I have a task I am asked to do fairly regularly that involves searching through a large spreadsheet (around 4,000 rows with about a dozen columns) looking for very specific text. There are, of course, various ways I could accomplish this. But I finally found a solution that speeds this up and want to document it so I don’t have to figure it out again the next time I have to perform this task.
Here’s the scenario: I have a list of several thousand students at my university. I’m trying to find students who meet specific criteria: major or minor in an area, rank has to be a junior or senior, and they have to have a specific GPA. Sorting by GPA and removing those below the cutoff is easy enough, so I’m going to ignore that. It’s also fairly easy to remove sophomores and freshmen since there are limited options and this is just a single column (again, sort and remove those I don’t need).
Why this task is a little difficult is that there are three columns I have to search for the specific majors: Major 1, Major 2, and Minor. I can, of course, sort by major and minor and look for the specific one, but there are hundreds of majors and minors and the majors can be in either of the two major columns. I made up fake data to illustrate. Look at where “Psychology” appears in all of these columns. This makes it rather challenging to find all of the students majoring or minoring in Psychology.

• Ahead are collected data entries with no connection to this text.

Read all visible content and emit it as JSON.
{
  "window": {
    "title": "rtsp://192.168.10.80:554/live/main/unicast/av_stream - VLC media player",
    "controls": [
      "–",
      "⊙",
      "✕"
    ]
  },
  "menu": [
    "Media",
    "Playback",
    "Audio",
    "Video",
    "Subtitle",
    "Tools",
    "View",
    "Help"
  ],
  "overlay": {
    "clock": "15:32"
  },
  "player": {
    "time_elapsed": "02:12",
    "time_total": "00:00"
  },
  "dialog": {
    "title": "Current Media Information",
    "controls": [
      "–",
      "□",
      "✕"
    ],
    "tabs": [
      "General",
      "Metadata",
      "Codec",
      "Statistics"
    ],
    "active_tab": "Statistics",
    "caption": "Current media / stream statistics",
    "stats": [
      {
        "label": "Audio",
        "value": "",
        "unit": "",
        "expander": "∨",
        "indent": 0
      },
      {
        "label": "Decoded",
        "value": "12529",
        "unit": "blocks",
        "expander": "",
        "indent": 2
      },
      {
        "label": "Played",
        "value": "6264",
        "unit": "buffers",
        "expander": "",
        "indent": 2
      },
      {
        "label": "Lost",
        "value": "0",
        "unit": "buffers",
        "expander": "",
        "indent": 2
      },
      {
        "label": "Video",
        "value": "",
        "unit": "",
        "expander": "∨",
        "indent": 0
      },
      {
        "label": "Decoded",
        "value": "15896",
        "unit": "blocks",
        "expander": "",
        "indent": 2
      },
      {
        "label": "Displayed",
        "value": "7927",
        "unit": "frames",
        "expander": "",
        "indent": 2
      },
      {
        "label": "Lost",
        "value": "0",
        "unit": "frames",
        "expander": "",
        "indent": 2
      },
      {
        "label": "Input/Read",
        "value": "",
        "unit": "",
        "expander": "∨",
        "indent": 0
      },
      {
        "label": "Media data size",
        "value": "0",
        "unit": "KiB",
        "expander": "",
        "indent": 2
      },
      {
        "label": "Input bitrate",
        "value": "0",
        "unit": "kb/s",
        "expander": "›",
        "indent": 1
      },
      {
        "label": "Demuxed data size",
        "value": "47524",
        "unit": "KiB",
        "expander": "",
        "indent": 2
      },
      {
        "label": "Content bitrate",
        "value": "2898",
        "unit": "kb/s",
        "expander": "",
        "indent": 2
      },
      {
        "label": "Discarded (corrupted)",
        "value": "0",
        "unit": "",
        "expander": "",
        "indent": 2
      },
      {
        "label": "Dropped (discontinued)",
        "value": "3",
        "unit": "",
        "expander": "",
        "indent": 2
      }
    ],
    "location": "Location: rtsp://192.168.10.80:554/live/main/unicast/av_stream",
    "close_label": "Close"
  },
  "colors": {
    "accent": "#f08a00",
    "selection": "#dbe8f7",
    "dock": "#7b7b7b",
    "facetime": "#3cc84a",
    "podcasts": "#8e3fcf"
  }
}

To search just a single column is easy enough. I created the following function to do this:
=ISNUMBER(SEARCH("Psychology",B2))
Let me break this down for you. The first part of the formula, “ISNUMBER,” returns “TRUE” if a number is observed. It returns “FALSE” if not. The second component, “SEARCH,” looks for a passage of text inside a cell. The passage of text is in quotes (“Psychology”) and the cell follows that (“, B2”). If it finds the target text in the target cell, it returns a “1,” otherwise it returns “#VALUE!”. Combined, these two functions will generate a TRUE or FALSE because, if the SEARCH function finds the text, it generates a “1” and that triggers the ISNUMBER function to return TRUE. If the text is not found, it generates “#VALUE!”, which is not a number, and that returns FALSE.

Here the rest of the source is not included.